Ele está exagerando, mas é verdade que o mercado global de carne bovina, que movimenta US$ 300 bilhões, é muito maior do que o mercado de safras como o açaí – o principal produto de exportação agroflorestal da Amazônia – que vale apenas cerca de US$ 1 bilhão. (Ao contrário do que acontece com o açaí colhido em algumas áreas da Amazônia, o Reca não tolera o trabalho infantil – seus produtos são certificados pela União para o Biocomércio Ético e, apesar de as crianças do Reca estarem envolvidas em atividades agrícolas “como uma forma de aprendizagem”, ressalta Condack, “não há exploração de trabalho infantil aqui”.)
Lemos, no entanto, não considera a arma secreta dos sistemas agroflorestais: os consumidores estão dispostos a pagar mais por produtos que promovem a biodiversidade e sequestram carbono. A Natura, por exemplo, paga à cooperativa o dobro do valor de mercado pelo óleo de cupuaçu, cobrindo esse custo por meio de um programa de crédito de carbono baseado no trabalho de reflorestamento do Reca.
“Pagamos para que produzam ingredientes para nós e mantenham a floresta em pé – é um serviço que eles prestam ao planeta”, diz Luciana Villa Nova, gestora da Natura que supervisiona as cadeias produtivas florestais. A empresa compra um total de 39 ingredientes florestais de 34 comunidades amazônicas. “Acredito que este seja o futuro da Amazônia.”
Hamilton Condack, 51, é diretor e gerente comercial do Reca. Ele cultiva cupuaçu, açaí e andiroba. Também planta frutas locais, como graviola, abacaxi e tangerina.
Um futuro diferente
Esse futuro também dependerá das próximas gerações, como Furtunato. Os agricultores do Reca estão envelhecendo e, embora alguns de seus filhos estejam dando continuidade ao trabalho, a cooperativa atrai apenas alguns novos membros. Furtunato comprou recentemente um hectare de terras degradadas, onde em breve plantará sua própria floresta de alimentos.
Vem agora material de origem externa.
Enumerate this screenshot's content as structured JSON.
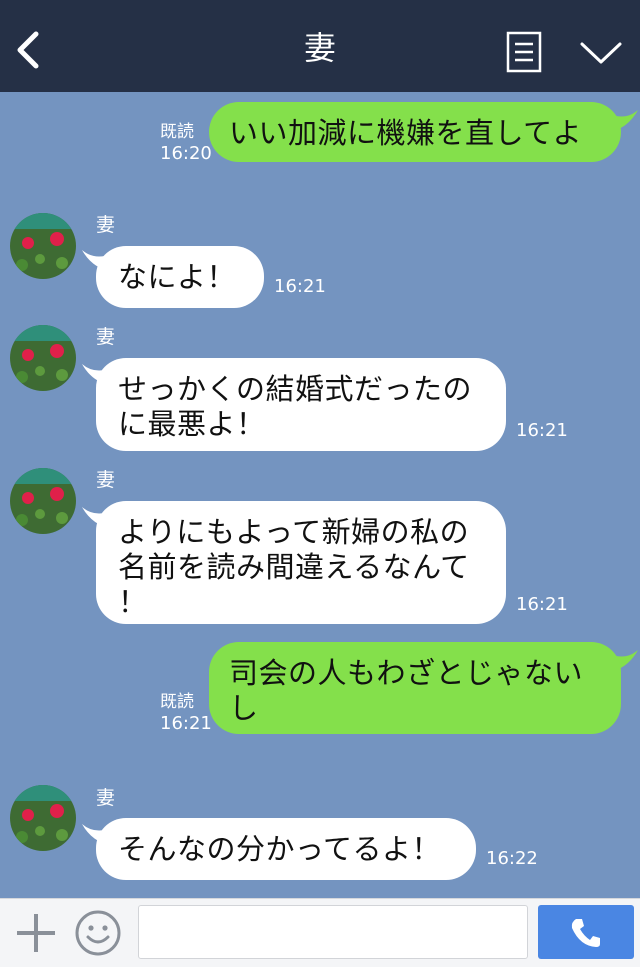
{
  "header": {
    "title": "妻",
    "back_icon": "chevron-left-icon",
    "menu_icon": "list-menu-icon",
    "toggle_icon": "chevron-down-icon"
  },
  "messages": [
    {
      "from": "me",
      "lines": [
        "いい加減に機嫌を直してよ"
      ],
      "read_label": "既読",
      "time": "16:20"
    },
    {
      "from": "them",
      "sender": "妻",
      "lines": [
        "なによ！"
      ],
      "time": "16:21"
    },
    {
      "from": "them",
      "sender": "妻",
      "lines": [
        "せっかくの結婚式だったの",
        "に最悪よ！"
      ],
      "time": "16:21"
    },
    {
      "from": "them",
      "sender": "妻",
      "lines": [
        "よりにもよって新婦の私の",
        "名前を読み間違えるなんて",
        "！"
      ],
      "time": "16:21"
    },
    {
      "from": "me",
      "lines": [
        "司会の人もわざとじゃない",
        "し"
      ],
      "read_label": "既読",
      "time": "16:21"
    },
    {
      "from": "them",
      "sender": "妻",
      "lines": [
        "そんなの分かってるよ！"
      ],
      "time": "16:22"
    }
  ],
  "footer": {
    "plus_icon": "plus-icon",
    "emoji_icon": "smiley-icon",
    "input_value": "",
    "call_icon": "phone-icon"
  },
  "colors": {
    "background": "#7494c0",
    "header": "#253046",
    "my_bubble": "#84e04b",
    "their_bubble": "#ffffff",
    "call_button": "#4a86e3"
  }
}
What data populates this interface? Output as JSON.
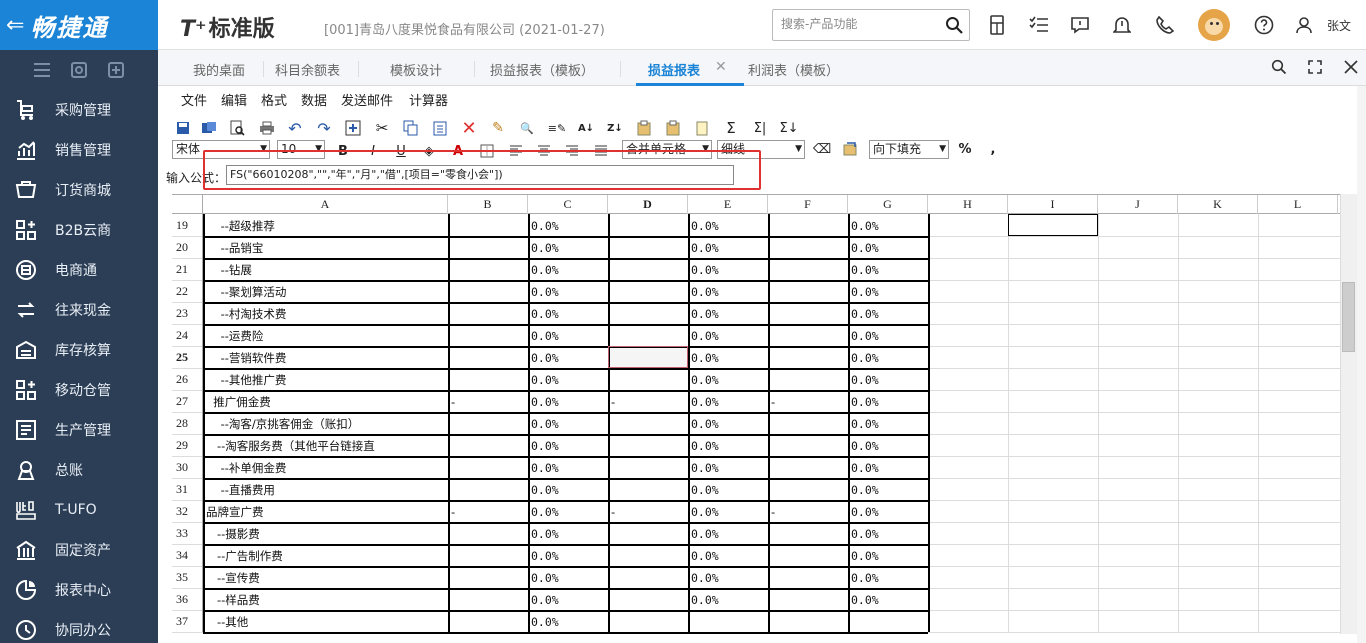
{
  "app": {
    "logo_text": "畅捷通",
    "brand_t": "T⁺",
    "brand_name": "标准版",
    "company": "[001]青岛八度果悦食品有限公司  (2021-01-27)",
    "user": "张文"
  },
  "search": {
    "placeholder": "搜索-产品功能"
  },
  "sidebar": {
    "tools": [
      "menu-icon",
      "search-doc-icon",
      "add-icon"
    ],
    "items": [
      {
        "label": "采购管理",
        "icon": "purchase-icon"
      },
      {
        "label": "销售管理",
        "icon": "sales-chart-icon"
      },
      {
        "label": "订货商城",
        "icon": "store-icon"
      },
      {
        "label": "B2B云商",
        "icon": "b2b-icon"
      },
      {
        "label": "电商通",
        "icon": "ecommerce-icon"
      },
      {
        "label": "往来现金",
        "icon": "exchange-icon"
      },
      {
        "label": "库存核算",
        "icon": "warehouse-icon"
      },
      {
        "label": "移动仓管",
        "icon": "mobile-warehouse-icon"
      },
      {
        "label": "生产管理",
        "icon": "production-icon"
      },
      {
        "label": "总账",
        "icon": "ledger-icon"
      },
      {
        "label": "T-UFO",
        "icon": "ufo-icon"
      },
      {
        "label": "固定资产",
        "icon": "assets-icon"
      },
      {
        "label": "报表中心",
        "icon": "report-icon"
      },
      {
        "label": "协同办公",
        "icon": "collab-icon"
      }
    ]
  },
  "tabs": [
    {
      "label": "我的桌面"
    },
    {
      "label": "科目余额表"
    },
    {
      "label": "模板设计"
    },
    {
      "label": "损益报表（模板）"
    },
    {
      "label": "损益报表",
      "active": true
    },
    {
      "label": "利润表（模板）"
    }
  ],
  "menu": [
    "文件",
    "编辑",
    "格式",
    "数据",
    "发送邮件",
    "计算器"
  ],
  "toolbar": {
    "font": "宋体",
    "size": "10",
    "merge": "合并单元格",
    "border": "细线",
    "fill": "向下填充",
    "bold": "B",
    "italic": "I",
    "underline": "U",
    "percent": "%",
    "comma": ","
  },
  "formula": {
    "label": "输入公式：",
    "value": "FS(\"66010208\",\"\",\"年\",\"月\",\"借\",[项目=\"零食小会\"])"
  },
  "grid": {
    "columns": [
      "A",
      "B",
      "C",
      "D",
      "E",
      "F",
      "G",
      "H",
      "I",
      "J",
      "K",
      "L"
    ],
    "current_row": "25",
    "rows": [
      {
        "n": "19",
        "a": "    --超级推荐",
        "b": "",
        "c": "0.0%",
        "d": "",
        "e": "0.0%",
        "f": "",
        "g": "0.0%"
      },
      {
        "n": "20",
        "a": "    --品销宝",
        "b": "",
        "c": "0.0%",
        "d": "",
        "e": "0.0%",
        "f": "",
        "g": "0.0%"
      },
      {
        "n": "21",
        "a": "    --钻展",
        "b": "",
        "c": "0.0%",
        "d": "",
        "e": "0.0%",
        "f": "",
        "g": "0.0%"
      },
      {
        "n": "22",
        "a": "    --聚划算活动",
        "b": "",
        "c": "0.0%",
        "d": "",
        "e": "0.0%",
        "f": "",
        "g": "0.0%"
      },
      {
        "n": "23",
        "a": "    --村淘技术费",
        "b": "",
        "c": "0.0%",
        "d": "",
        "e": "0.0%",
        "f": "",
        "g": "0.0%"
      },
      {
        "n": "24",
        "a": "    --运费险",
        "b": "",
        "c": "0.0%",
        "d": "",
        "e": "0.0%",
        "f": "",
        "g": "0.0%"
      },
      {
        "n": "25",
        "a": "    --营销软件费",
        "b": "",
        "c": "0.0%",
        "d": "",
        "e": "0.0%",
        "f": "",
        "g": "0.0%"
      },
      {
        "n": "26",
        "a": "    --其他推广费",
        "b": "",
        "c": "0.0%",
        "d": "",
        "e": "0.0%",
        "f": "",
        "g": "0.0%"
      },
      {
        "n": "27",
        "a": "  推广佣金费",
        "b": "-",
        "c": "0.0%",
        "d": "-",
        "e": "0.0%",
        "f": "-",
        "g": "0.0%"
      },
      {
        "n": "28",
        "a": "    --淘客/京挑客佣金（账扣）",
        "b": "",
        "c": "0.0%",
        "d": "",
        "e": "0.0%",
        "f": "",
        "g": "0.0%"
      },
      {
        "n": "29",
        "a": "   --淘客服务费（其他平台链接直",
        "b": "",
        "c": "0.0%",
        "d": "",
        "e": "0.0%",
        "f": "",
        "g": "0.0%"
      },
      {
        "n": "30",
        "a": "    --补单佣金费",
        "b": "",
        "c": "0.0%",
        "d": "",
        "e": "0.0%",
        "f": "",
        "g": "0.0%"
      },
      {
        "n": "31",
        "a": "    --直播费用",
        "b": "",
        "c": "0.0%",
        "d": "",
        "e": "0.0%",
        "f": "",
        "g": "0.0%"
      },
      {
        "n": "32",
        "a": "品牌宣广费",
        "b": "-",
        "c": "0.0%",
        "d": "-",
        "e": "0.0%",
        "f": "-",
        "g": "0.0%"
      },
      {
        "n": "33",
        "a": "   --摄影费",
        "b": "",
        "c": "0.0%",
        "d": "",
        "e": "0.0%",
        "f": "",
        "g": "0.0%"
      },
      {
        "n": "34",
        "a": "   --广告制作费",
        "b": "",
        "c": "0.0%",
        "d": "",
        "e": "0.0%",
        "f": "",
        "g": "0.0%"
      },
      {
        "n": "35",
        "a": "   --宣传费",
        "b": "",
        "c": "0.0%",
        "d": "",
        "e": "0.0%",
        "f": "",
        "g": "0.0%"
      },
      {
        "n": "36",
        "a": "   --样品费",
        "b": "",
        "c": "0.0%",
        "d": "",
        "e": "0.0%",
        "f": "",
        "g": "0.0%"
      },
      {
        "n": "37",
        "a": "   --其他",
        "b": "",
        "c": "0.0%",
        "d": "",
        "e": "",
        "f": "",
        "g": ""
      }
    ]
  }
}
Ele passou a infância em uma região próxima dali e morava em um barraco de chão de terra com sua família, cuja atividade era a agricultura de subsistência. Sua situação melhorou em meados da década de 2000, quando o governo criou linhas de crédito para ajudar moradores pobres da Amazônia a comprar gado, permitindo que a família obtivesse um pequeno rebanho. À medida que o rebanho crescia, a condição econômica da família melhorava. Muitos de seus vizinhos também aproveitaram o financiamento. Quando Furtunato se matriculou no colégio do Reca para cursar o ensino médio em 2010, onde estudaria ecologia e agricultura orgânica, enormes trechos de floresta já haviam desaparecido. “Aconteceu do dia para noite”, conta ele. “O incentivo para a pecuária era muito grande.”
Estamos sentados ao redor de uma mesa de plástico na varanda do restaurante Bodega do Norte; não há muito no cardápio além de arroz, feijão e carne. Na escola, Furtunato ficou fascinado pelo Reca. Ele voltou para casa por alguns anos após se formar e então conseguiu perceber onde realmente era o seu lugar. “Sinto falta da minha família, mas não do lugar. Viver lá é horrível – tem muito incêndio, fumaça e pesticidas.” Os agrotóxicos, explica ele, são pulverizados por aviões para desfolhar a floresta em preparação para o desmatamento. “Cheguei à conclusão que não era o que eu queria para mim.”